Our team of specialist Corporate Solicitors provide advice to a broad range of clients including PLCs, SMEs, owner-managed businesses, management teams, private equity investors and serial entrepreneurs on all aspects of mergers and acquisitions (M&A).
Structure of a Merger
A merger may be structured in a variety of ways, but typically:
- Under a merger by transfer of shares, the shareholders of two or more companies transfer their shares to a new holding company formed for the purpose, in consideration for the issue of shares in the new holding company (see Acquisitions and disposal of shares); or
- Under a merger by transfer of assets, two or more companies transfer their respective undertakings and assets to one of their number or to a new company formed for the purpose, in consideration of the issue of shares to the transferor company(ies) (see Acquisitions and disposal of assets).
Key Features of a Merger
A key feature of a merger transaction will be the basis upon which the shareholders work together and manage the combined business moving forward. These arrangements will be documented in a shareholders’ agreement and new articles of association for the new venture. Such arrangements will vary considerably from case to case, but some of the more important areas to be considered are as follows:
- The object and scope of the venture;
- The capitalisation and financing of the company;
- The composition of the board and management arrangements;
- Distribution of profits;
- Transferability of shares in different circumstances;
- How intellectual property is to be owned and exploited;
- Provisions for protecting the minority (if any);
- Resolving a deadlock in relation to decision-making;
- Exit of shareholders; and
- Restrictive covenants on the company and the shareholders.

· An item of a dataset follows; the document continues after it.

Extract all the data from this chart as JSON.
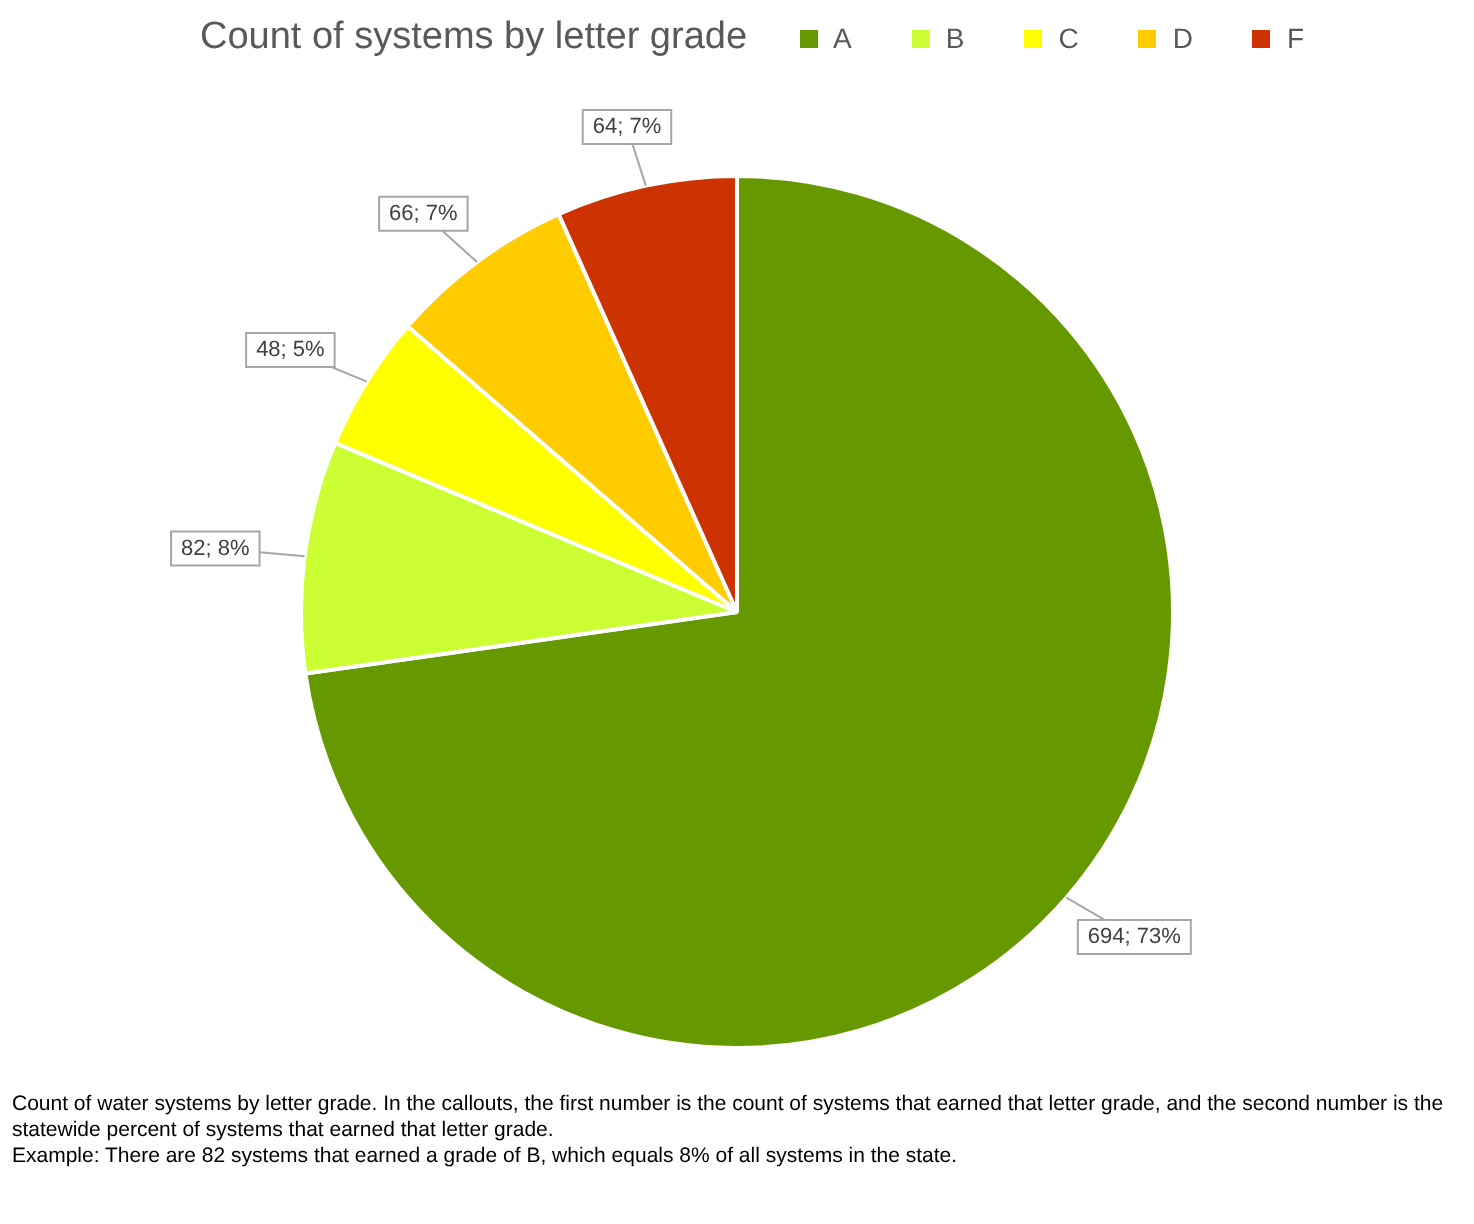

Prior to a merger, the participating companies are usually either carrying on the same kind of business in competition with one another or are engaged in businesses which are complementary (such as manufacturing and marketing the same range of products).
After the merger, any competition between the merging companies ceases. Consequently, a merger may raise complications regarding competition law, although in some cases the effect of the merger may not be significant because the participating businesses possess only a small share of the relevant market.